Taking the Work to the People

Posted: 27 July 2011

by Mark Atterby (The Sauce)

Taking the work to the people – not pushing the people to the work

Advancements in contact centre technology have changed the face of the industry and how labour is sourced to perform required roles and job functions. What was once a bricks and mortar facility where people were brought in to work at work stations with phones and computers is progressing to a completely different infrastructure.

 

The industrial revolution established the paradigm of people having to leave home and commute to a centralised cluster of workplaces or of taking people to where the work is, leading to the development of mass urbanisation and industrial centres. The industrial revolution made a number of home based industries and trades redundant.

 

A new paradigm

The rise of electronics and modern communication, as well as the development of outsourcing and crowdsourcing, has reversed this paradigm to some extent. The Internet and the delivery of applications via the cloud allows work to be taken to where the people are. Simon Burke, managing director for ipSCAPE – providers of virtual contact centre solutions, comments, “remote access capability enables you to deploy staff that is either unable to attend the office on a particular day or alternatively on a permanent basis.”

The range of benefits and challenges when it comes to recruiting and managing staff in remote locations varies from traditional contact centres. One organisation that specialises in the development of remote and home-based agent contact centres is OurTel solutions operating out of Melbourne, who were finalists for the Telstra Business Awards for 2011.

Access to a global workforce

OurTel provides BPO and Contact Centre Services to a range of industries, with a particular focus on not-for-profit organisations. Ruth Mackay, managing director of OurTel solutions, comments “Geographically, we’re not restrained like traditional contact centres. We can select the very best of agents from all over Australia to work on a particular campaign or project. As long as they have the required Internet connection to work with our virtual platform, we can select the best of the best regardless of where they happen to be.”

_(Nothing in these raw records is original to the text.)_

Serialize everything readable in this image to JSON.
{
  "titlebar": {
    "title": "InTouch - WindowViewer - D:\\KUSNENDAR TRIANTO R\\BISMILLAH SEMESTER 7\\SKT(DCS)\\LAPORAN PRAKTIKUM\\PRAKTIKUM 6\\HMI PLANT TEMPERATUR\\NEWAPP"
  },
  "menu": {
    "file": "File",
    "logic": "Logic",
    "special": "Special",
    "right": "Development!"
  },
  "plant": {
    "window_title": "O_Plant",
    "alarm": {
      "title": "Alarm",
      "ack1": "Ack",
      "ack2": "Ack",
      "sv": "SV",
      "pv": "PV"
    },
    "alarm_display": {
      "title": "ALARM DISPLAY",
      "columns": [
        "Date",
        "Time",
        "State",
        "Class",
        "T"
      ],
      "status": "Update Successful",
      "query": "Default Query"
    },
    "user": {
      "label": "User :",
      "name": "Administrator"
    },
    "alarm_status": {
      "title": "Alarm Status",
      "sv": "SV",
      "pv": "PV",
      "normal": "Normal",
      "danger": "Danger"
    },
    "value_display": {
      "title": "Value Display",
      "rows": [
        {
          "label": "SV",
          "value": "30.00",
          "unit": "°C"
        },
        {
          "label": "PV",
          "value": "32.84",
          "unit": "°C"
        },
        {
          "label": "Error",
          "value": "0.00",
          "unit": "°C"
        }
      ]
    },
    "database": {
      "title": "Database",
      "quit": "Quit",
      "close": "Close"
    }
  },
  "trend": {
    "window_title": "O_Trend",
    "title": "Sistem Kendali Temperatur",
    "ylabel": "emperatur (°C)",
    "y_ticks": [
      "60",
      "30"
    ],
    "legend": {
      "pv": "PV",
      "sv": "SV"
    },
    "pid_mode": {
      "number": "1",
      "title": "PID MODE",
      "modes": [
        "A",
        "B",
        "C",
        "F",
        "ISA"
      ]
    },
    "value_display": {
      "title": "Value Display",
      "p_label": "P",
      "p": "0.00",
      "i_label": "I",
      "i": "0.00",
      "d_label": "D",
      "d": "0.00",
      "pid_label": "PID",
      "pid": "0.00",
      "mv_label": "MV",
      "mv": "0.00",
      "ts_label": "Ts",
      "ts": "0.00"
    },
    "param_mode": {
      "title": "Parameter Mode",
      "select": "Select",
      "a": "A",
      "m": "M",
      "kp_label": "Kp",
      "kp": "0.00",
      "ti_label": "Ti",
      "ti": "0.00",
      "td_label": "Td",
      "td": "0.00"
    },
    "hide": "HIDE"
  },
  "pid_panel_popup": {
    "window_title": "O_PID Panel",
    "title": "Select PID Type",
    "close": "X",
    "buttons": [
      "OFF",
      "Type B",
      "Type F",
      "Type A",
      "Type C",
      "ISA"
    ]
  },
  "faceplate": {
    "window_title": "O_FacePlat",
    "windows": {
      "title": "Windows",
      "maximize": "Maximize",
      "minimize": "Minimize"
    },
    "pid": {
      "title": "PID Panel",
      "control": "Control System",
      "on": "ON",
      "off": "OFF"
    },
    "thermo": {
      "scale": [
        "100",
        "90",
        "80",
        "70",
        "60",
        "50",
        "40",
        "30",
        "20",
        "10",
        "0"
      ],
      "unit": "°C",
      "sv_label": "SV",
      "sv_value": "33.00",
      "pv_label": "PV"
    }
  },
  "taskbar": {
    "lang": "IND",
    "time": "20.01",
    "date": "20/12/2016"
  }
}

This approach gives organisations access to a much broader pool of candidates for recruitment. You might not be able to find sufficiently qualified or skilled staff within commuting distance of a bricks and mortar facility. Using remote or home-based agents allows you to tap into a global workforce if necessary. However, MacKay advises, “You do need to find agents who can take direction well without the need for constant supervision or eye-to-eye contact. All of our training is done via a virtual classroom, so the people you select need to be very well organised”.

Finding the people

“We rely extensively on word of mouth”, says MacKay, “where our existing agents will recommend one of their friends or family member. We have found this approach to be far more effective than traditional employment methods. It has allowed us to develop teams of people in particular locations or hubs, where they can meet each other and have coffee, and engage socially in the same way as people working at a centralized location.”

Innovation

Virtual contact centre knowledge workers or agents can be literally working from anywhere. It’s reinforcing the idea that work is a thing to do, not necessarily a place to go. So why drag the workforce to a centralised place to work when with the Internet and the communications technology available today you can take the work to the workforce.

OurTel makes extensive innovative use of Skype and other Internet-based technologies to provide their services. The use of such technologies dramatically reduces the startup costs associated with a contact centre utilising traditional client/server technology.

Flexibility and scalability

Utilising virtual contact centre infrastructure via the cloud can greatly increase the scalability and flexibility in the capacity of your existing contact operations. “As a virtual contact centre we are able to handle demand quicker than traditional centres, where we can bring on more agents more quickly as the demand requires. This is particularly so when facing natural disaster situations. If an area is affected by floods or bushfire or some other disaster, we can easily switch calls being transferred and handled by agents in other locations”.

Rather than having seats sitting vacant or having backup facilities lying idle to handle overflow or high workflow situations a virtual contact centre can scale up or scale down as necessary without having to install equipment or furniture.

Traditionally deploying a call center across multiple sites and geographies required long lead times, expensive specialised infrastructure, and a dedicated IT staff. Now, the work and the technology can be delivered instantly to where the staff is located, reducing costs but increasing flexibility, quality and scalability.